We use your project’s Git history (to view the contributions of each team member) and the peer evaluations to adjust each team members’ grades. Both adjustments to increase or decrease your grade are possible based on each individual’s contributions.
For example, if you have a 4-person team, but only 3 contributing members, the 3 contributing members may have their grades increased to reflect the effort of only 3 contributing members. The non-contributing member will likely have their grade decreased significantly.
I am serious about every member of the team equitably contributing to the project. Students who fail to contribute equitably may receive up to a 100% deduction on their project grade.
Please be patient for the grade adjustments. The adjustments take time to do them fairly. Please know that the instructor handles this entire process himself, and I take it very seriously. If you think your initial group project grade is unfair, please wait for your grade adjustment before you contact us.
The slacking team member
Please do not cover for a slacking/freeloading team member. Please do not do their work for them! This only rewards their bad behavior. Simply leave their work unfinished. (We will not increase your grade during adjustments for doing more than your fair share.)
Remember, we have your Git history. We can see who contributes to the project and who doesn’t. If a team member rarely commits to Git and only makes very small commits, we can see that they did not contribute their fair share.
All students should make their project contributions through their own GitHub account. Do not commit changes to the repository from another team member’s GitHub account.
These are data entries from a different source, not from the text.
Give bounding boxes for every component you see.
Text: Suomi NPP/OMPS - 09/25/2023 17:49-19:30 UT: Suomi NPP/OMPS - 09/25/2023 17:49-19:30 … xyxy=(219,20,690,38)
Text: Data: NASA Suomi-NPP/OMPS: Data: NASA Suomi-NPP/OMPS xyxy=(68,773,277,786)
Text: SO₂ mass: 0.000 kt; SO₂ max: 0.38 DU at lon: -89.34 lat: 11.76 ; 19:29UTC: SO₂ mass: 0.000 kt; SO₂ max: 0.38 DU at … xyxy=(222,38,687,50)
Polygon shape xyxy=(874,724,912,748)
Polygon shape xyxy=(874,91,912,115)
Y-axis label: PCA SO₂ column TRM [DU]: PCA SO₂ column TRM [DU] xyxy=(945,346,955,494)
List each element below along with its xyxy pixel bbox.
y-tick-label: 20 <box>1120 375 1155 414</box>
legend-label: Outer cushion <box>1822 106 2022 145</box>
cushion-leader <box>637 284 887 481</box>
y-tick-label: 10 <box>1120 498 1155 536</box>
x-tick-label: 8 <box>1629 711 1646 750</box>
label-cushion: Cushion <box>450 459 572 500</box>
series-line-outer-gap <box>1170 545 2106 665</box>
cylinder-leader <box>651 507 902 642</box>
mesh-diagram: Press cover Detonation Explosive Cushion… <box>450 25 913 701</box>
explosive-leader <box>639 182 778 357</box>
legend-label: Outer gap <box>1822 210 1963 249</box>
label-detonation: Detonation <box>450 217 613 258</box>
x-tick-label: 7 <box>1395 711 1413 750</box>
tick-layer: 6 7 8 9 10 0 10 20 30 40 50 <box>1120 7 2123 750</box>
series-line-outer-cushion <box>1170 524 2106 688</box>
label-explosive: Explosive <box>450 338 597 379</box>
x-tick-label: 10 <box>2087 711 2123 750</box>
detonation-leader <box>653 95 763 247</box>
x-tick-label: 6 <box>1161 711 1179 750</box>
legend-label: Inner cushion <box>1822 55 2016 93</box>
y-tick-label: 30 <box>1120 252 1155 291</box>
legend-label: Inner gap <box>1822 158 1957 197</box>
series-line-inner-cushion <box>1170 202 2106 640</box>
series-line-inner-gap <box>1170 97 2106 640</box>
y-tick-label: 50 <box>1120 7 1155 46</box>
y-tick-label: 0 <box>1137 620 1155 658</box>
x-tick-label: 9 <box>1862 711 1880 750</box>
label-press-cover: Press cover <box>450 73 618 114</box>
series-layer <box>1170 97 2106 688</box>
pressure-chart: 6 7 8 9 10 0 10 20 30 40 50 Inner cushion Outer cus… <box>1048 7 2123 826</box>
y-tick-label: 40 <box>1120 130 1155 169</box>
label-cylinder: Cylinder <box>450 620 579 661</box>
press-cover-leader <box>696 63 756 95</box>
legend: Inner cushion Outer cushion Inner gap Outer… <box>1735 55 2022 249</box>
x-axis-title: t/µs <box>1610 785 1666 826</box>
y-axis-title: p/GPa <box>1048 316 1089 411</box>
Your Git history should reflect your individual contributions to the project.
Overall grading
The grade breakdown is as follows:
Total | 155 pts |
---|---|
Project proposal | 10 pts |
Data collection and exploratory data analysis | 15 pts |
Preregistration of analyses | 5 pts |
Draft report | 10 pts |
Peer review | 5 pts |
Final report | 70 pts |
Slides + presentation | 15 pts |
Slides + presentation (peer) | 5 pts |
Reproducibility + organization | 20 pts |
Late work policy
There is no late work accepted on this project. Be sure to turn in your work early to avoid any technological mishaps.